Abstract

Collective decision making is important for maximizing total benefits while preserving equality among individuals in the competitive multi-armed bandit (CMAB) problem, wherein multiple players try to gain higher rewards from multiple slot machines. The CMAB problem represents an essential aspect of applications such as resource management in social infrastructure. In a previous study, we theoretically and experimentally demonstrated that entangled photons can physically resolve the difficulty of the CMAB problem. This decision-making strategy completely avoids decision conflicts while ensuring equality.

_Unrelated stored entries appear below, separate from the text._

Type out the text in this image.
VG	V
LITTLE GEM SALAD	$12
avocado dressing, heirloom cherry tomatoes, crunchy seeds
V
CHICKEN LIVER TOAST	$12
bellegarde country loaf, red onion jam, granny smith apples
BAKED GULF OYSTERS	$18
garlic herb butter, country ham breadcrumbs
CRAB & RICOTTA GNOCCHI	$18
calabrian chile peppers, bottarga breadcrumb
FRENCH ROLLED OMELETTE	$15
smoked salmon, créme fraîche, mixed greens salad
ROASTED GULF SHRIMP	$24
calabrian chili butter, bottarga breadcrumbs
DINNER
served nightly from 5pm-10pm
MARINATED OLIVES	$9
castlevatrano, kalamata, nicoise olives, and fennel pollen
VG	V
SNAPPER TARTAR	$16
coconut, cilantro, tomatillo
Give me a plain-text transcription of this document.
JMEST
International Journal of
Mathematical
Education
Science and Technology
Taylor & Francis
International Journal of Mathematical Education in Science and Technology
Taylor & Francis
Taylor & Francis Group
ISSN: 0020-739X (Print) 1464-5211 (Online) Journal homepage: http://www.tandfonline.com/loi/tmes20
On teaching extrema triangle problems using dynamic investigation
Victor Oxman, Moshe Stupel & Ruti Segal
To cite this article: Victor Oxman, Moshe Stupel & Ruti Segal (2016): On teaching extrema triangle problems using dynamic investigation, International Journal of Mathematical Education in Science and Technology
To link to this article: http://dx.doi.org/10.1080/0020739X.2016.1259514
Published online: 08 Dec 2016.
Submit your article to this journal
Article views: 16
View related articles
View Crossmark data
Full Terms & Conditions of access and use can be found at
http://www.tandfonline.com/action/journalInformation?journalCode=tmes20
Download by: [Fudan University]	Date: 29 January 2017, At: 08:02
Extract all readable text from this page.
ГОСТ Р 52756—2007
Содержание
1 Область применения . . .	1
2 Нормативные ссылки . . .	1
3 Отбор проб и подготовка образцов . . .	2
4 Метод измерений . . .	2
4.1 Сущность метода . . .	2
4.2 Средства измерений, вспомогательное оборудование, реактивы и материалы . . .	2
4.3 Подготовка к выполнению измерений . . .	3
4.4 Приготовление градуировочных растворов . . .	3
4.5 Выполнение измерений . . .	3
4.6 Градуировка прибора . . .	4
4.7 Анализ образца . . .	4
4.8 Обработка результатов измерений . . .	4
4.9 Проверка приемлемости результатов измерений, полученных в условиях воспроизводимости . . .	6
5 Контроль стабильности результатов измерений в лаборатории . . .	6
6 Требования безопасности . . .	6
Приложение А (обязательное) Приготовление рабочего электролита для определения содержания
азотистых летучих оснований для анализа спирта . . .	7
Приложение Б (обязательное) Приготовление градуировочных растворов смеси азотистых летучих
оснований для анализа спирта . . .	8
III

However, decision conflicts can sometimes be beneficial if they yield greater rewards than non-conflicting decisions, indicating that greedy actions may provide positive effects depending on the given environment. In this study, we demonstrate a mixed strategy of entangled- and correlated-photon-based decision-making so that total rewards can be enhanced when compared to the entangled-photon-only decision strategy. We show that an optimal mixture of entangled- and correlated-photon-based strategies exists depending on the dynamics of the reward environment as well as the difficulty of the given problem. This study paves the way for utilizing both quantum and classical aspects of photons in a mixed manner for decision making and provides yet another example of the supremacy of mixed strategies known in game theory, especially in evolutionary game theory.

Highlights

  • Conflicts are avoided and maximum total reward is accomplished while ensuring ­equality[16]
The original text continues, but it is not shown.